UNION ALL simply concatenates the row sets and checks nothing for repeats. UNION additionally removes duplicates, and to find them the engine has to sort or hash the entire result.

-- Keeps every row, including duplicates. Fast.
SELECT country FROM users
UNION ALL
SELECT country FROM users;

-- Collapses identical rows into one. Extra dedup pass.
SELECT country FROM users
UNION
SELECT country FROM users;

Rule of thumb: if you already know the inputs don't overlap (say, you're stacking orders from different months or rows from separate shards), reach for UNION ALL. The extra dedup over millions of rows costs real CPU seconds and memory for the sort, sometimes spilling to disk. Reach for UNION only when repeats are genuinely possible and they bother you.

  • UNION ALL — no dedup, row order isn't guaranteed, but it's usually cheaper and steadier on memory.
  • UNION — dedup across the whole column set, not just the first column, so the cost grows with row width.
  • A duplicate is a row that matches entirely; here NULL equals NULL (unlike a normal = comparison).
  • Parentheses let you combine branches: (a UNION ALL b) UNION c first concatenates the two parts, then dedups everything together.

Column compatibility rules

You can only combine queries with the same number of columns and compatible types. Column names come from the first SELECT; the rest are ignored.

-- OK: same arity, compatible types
SELECT id, email FROM users
UNION ALL
SELECT user_id, status FROM orders;

-- Fails: 2 columns vs 3 columns
SELECT id, email FROM users
UNION ALL
SELECT id, user_id, amount FROM orders;

If the types differ, line them up explicitly with CAST rather than relying on implicit coercion.
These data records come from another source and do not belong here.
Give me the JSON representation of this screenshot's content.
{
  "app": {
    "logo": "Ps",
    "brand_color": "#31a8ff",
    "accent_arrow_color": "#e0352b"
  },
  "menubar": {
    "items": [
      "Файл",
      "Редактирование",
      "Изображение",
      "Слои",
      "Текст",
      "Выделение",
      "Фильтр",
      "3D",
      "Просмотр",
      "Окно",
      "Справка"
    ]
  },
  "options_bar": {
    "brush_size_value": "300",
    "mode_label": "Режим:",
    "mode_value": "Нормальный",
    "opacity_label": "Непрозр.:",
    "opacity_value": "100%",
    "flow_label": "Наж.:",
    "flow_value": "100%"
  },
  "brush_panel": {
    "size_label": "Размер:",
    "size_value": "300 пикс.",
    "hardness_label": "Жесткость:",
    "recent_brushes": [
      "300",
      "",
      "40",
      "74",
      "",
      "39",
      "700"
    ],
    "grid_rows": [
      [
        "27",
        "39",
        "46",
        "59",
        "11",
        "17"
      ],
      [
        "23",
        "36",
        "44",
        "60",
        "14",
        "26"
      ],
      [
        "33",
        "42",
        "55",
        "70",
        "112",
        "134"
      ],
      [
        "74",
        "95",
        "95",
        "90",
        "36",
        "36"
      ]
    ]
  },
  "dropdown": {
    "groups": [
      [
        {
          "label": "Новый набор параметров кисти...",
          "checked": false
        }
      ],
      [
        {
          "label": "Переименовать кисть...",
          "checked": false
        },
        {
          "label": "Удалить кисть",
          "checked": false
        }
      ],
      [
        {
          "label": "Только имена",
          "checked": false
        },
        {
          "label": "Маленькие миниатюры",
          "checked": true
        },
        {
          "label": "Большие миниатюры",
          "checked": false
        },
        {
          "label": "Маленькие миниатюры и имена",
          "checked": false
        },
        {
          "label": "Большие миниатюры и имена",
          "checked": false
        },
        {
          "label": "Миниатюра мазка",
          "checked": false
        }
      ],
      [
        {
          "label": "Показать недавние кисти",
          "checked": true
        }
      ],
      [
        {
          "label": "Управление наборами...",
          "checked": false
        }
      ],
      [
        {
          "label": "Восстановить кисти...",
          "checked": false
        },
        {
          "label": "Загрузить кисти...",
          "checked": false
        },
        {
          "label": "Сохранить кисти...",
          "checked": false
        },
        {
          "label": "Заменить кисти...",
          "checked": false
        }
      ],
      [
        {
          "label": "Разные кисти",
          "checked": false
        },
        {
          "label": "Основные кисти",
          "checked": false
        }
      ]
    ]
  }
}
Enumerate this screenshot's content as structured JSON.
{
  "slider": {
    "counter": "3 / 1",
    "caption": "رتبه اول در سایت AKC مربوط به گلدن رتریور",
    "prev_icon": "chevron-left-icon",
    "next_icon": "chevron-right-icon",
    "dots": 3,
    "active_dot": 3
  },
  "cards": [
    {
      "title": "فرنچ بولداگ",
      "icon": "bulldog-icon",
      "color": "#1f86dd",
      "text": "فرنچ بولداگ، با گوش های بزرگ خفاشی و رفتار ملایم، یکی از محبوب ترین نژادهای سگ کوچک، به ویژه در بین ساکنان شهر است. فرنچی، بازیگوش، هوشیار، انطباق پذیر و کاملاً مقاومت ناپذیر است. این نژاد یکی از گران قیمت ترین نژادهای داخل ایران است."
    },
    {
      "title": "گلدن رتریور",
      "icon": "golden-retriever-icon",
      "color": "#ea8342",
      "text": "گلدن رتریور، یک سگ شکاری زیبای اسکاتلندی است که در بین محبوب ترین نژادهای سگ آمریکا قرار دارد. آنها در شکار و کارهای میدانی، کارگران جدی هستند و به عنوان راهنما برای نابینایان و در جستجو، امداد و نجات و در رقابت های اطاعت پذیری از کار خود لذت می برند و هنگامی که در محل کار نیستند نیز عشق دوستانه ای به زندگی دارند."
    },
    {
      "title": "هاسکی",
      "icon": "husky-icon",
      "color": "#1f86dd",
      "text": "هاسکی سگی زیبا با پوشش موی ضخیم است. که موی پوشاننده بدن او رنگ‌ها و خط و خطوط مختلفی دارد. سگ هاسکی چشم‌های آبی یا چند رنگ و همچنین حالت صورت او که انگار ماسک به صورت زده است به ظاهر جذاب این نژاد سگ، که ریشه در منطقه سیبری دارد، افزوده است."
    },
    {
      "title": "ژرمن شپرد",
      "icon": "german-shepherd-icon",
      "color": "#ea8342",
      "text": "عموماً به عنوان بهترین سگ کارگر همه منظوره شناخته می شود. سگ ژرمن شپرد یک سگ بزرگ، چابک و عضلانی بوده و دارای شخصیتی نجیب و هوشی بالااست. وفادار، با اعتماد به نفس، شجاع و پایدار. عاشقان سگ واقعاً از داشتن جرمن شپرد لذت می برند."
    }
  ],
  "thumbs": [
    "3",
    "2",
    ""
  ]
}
To make a heterogeneous stack meaningful, add a source column:

SELECT id, name, CAST(NULL AS numeric) AS amount, 'user' AS source
FROM users
UNION ALL
SELECT id, CAST(NULL AS text), amount, 'order'
FROM orders;

ORDER BY and LIMIT over the union

ORDER BY applies to the whole result and is written once, at the very end. Sorting individual branches is pointless: UNION may reshuffle the rows anyway.

SELECT id, name, salary FROM employees WHERE dept = 'eng'
UNION ALL
SELECT id, name, salary FROM employees WHERE dept = 'sales'
ORDER BY salary DESC
LIMIT 10;

If you need to sort or limit a specific branch, wrap it in parentheses and a subquery:

SELECT * FROM (
  SELECT id, amount FROM orders WHERE status = 'paid'
  ORDER BY amount DESC LIMIT 5
) AS top_paid
UNION ALL
SELECT id, amount FROM orders WHERE status = 'refunded';

Gotcha: the final ORDER BY sorts by column position or by the name from the first SELECT. If branches name columns differently, refer to the first branch's name or to the position number (ORDER BY 3).

Engine differences

  • PostgreSQL — strict type checking; UNION uses a Sort or Hash Aggregate, visible in EXPLAIN.
  • MySQL — allows more implicit coercion and may silently truncate values; put a branch's ORDER BY/LIMIT in a subquery or it gets ignored.
  • ClickHouse — by default UNION without ALL may require explicit configuration; here you almost always write UNION ALL and dedup via DISTINCT or aggregates.

Bottom line: UNION ALL is the default choice for speed, and you reach for UNION deliberately, only when repeats genuinely need to collapse.